Written on November 27, 2016
Author: Lewis Gavin

Decision Trees for Classification

Decision Trees for Classification

The last post in the Machine Learning algorithm frenzy that I’m currently on was based on Support Vector Machines. This post is going to look at another classification algorithm called a Decision Tree and again see if this can improve on our classification problem of predicting whether lines from Simpson’s episodes are said by Bart or Homer.

Decision Trees

Again, a Decision Tree is a supervised learning algorithm that can be used to classify data based on a model it has built on training data. Like the other models, it tries to split data into two or more sets but the most significant variable that creates the best split is calculated by the algorithm.

Using the Simpsons as an example, using the variables height, weight and shirt colour. To distinguish between Homer and Bart from a set of images the decision tree would split the data on each of them and choose which performs best. Now we know that Bart and Homer are normally different in each of these variables. However “Teenage Bart” may match Homer in a small number of cases in height. Bart may also wear white t-shirts in a very small number of episodes. However lets say (it may or may not be true) that Bart is never depicted as the same weight as Homer in any episodes - then weight would be the chosen split variable as for Bart and Homer weight is never the same.

Decision tree example

Image taken from Slideshare

Now, I hear you say that it’s rare that this is ever the case! In the real world, finding a really true split may not be possible. The next section will discuss how this is dealt with.

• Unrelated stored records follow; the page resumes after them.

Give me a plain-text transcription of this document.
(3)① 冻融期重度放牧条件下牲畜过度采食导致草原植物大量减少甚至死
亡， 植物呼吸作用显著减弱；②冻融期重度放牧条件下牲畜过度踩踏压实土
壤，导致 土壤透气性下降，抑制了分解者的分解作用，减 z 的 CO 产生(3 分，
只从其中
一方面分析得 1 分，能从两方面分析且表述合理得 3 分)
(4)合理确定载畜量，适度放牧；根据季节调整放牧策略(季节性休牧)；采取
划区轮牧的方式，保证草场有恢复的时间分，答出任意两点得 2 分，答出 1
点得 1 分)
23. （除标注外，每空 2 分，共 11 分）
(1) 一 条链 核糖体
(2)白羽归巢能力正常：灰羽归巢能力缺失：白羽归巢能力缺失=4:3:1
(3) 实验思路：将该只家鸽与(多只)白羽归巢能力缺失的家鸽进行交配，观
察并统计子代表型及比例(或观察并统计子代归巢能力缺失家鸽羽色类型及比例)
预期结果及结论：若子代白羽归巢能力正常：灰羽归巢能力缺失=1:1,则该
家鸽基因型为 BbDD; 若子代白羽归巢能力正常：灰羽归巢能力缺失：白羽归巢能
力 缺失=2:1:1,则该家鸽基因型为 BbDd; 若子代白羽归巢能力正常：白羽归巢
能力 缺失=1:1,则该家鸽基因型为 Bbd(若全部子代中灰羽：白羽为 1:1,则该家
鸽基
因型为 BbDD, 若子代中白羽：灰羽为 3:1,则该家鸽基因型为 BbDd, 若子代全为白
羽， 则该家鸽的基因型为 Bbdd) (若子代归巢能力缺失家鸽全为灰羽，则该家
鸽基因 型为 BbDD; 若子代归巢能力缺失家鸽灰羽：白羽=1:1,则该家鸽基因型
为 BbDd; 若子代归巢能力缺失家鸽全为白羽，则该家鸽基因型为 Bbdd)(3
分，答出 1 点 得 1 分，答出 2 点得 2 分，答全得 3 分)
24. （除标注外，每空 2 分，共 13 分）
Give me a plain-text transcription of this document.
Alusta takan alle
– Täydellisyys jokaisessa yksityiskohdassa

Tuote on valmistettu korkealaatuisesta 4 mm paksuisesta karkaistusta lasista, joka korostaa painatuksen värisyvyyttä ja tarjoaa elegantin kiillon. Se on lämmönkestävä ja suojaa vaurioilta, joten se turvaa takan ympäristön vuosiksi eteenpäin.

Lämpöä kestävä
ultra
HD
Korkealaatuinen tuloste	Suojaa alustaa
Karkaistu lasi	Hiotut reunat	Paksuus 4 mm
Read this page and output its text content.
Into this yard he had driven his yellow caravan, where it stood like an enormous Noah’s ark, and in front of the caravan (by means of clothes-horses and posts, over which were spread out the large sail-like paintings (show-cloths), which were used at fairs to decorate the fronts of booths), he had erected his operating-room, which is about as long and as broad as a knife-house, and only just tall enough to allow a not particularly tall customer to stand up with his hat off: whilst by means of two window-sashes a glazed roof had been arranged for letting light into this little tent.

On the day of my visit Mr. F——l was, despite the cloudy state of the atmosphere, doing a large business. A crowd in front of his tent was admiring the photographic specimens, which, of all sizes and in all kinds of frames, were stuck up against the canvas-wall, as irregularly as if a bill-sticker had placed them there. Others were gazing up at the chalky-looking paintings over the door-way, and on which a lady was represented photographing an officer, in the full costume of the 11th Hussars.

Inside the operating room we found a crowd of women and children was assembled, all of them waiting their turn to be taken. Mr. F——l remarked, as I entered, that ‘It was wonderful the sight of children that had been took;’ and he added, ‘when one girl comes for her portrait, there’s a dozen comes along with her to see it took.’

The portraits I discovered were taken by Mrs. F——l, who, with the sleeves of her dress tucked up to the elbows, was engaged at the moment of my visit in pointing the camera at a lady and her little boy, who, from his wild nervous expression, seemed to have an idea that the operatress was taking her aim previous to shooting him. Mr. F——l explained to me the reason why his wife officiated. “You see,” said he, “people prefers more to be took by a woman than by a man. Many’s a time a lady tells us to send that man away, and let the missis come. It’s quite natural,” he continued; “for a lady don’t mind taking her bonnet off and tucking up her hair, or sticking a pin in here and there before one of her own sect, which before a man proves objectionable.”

Information Gain and Entropy

Entropy controls how a Decision Tree decides where to split the data. It’s essentially a measure of impurity in a set of data. Using the above example, if all examples in a class are the same; e.g. all data points with a weight less than 70kg relate to Bart and all points greater than 70kg relate to Homer, then there is an Entropy of 0.

On the flip side, lets say there is an equal number of episodes where Bart and Homer wear white or orange shirts. 50 episodes where Bart wears white, and 50 where he wears orange, and the same for Homer. Then this data would have an Entropy of 1. Obviously there can be any differentiation between this scale.

The algorithm would calculate the Entropy for each variable and the variable with the lowest Entropy will be the chosen variable for the decision tree split. The lower the Entropy the more accurate the prediction.

Positives and Negatives

Positives

  1. Really easy to understand even for those who have no prior machine learning or analytical knowledge
  2. No constraint on which Data Types can be used
  3. Can be useful for exploring a data set as it shows which variables are significant and which variables are connected.

Negatives

  1. It is prone to overfitting, similar to the SVM’s in the previous post so you need to take care and tweak the algorithms settings appropriately.

Python Example

Let’s see if we can improve on the accuracy score our Homer and Bart classification model vs the Naive Bayes and SVM implementations.

from sklearn.tree import DecisionTreeClassifier
clf = DecisionTreeClassifier(criterion='entropy', max_features=250, max_depth=50)

# reduce the size of the data set for speed
features_train = features_train[:len(features_train)/20] 
labels_train = labels_train[:len(labels_train)/20] 
clf.fit(features_train, labels_train)

print "Decision Tree Accuracy:", clf.score(features_test, labels_test)

The output of this was:

Decision Tree Accuracy: 0.711385061639  

We can see that it is a definite improvement on our sample Simpsons data set however it did require some tweaking of the max_features and max_depth parameters to improve the score.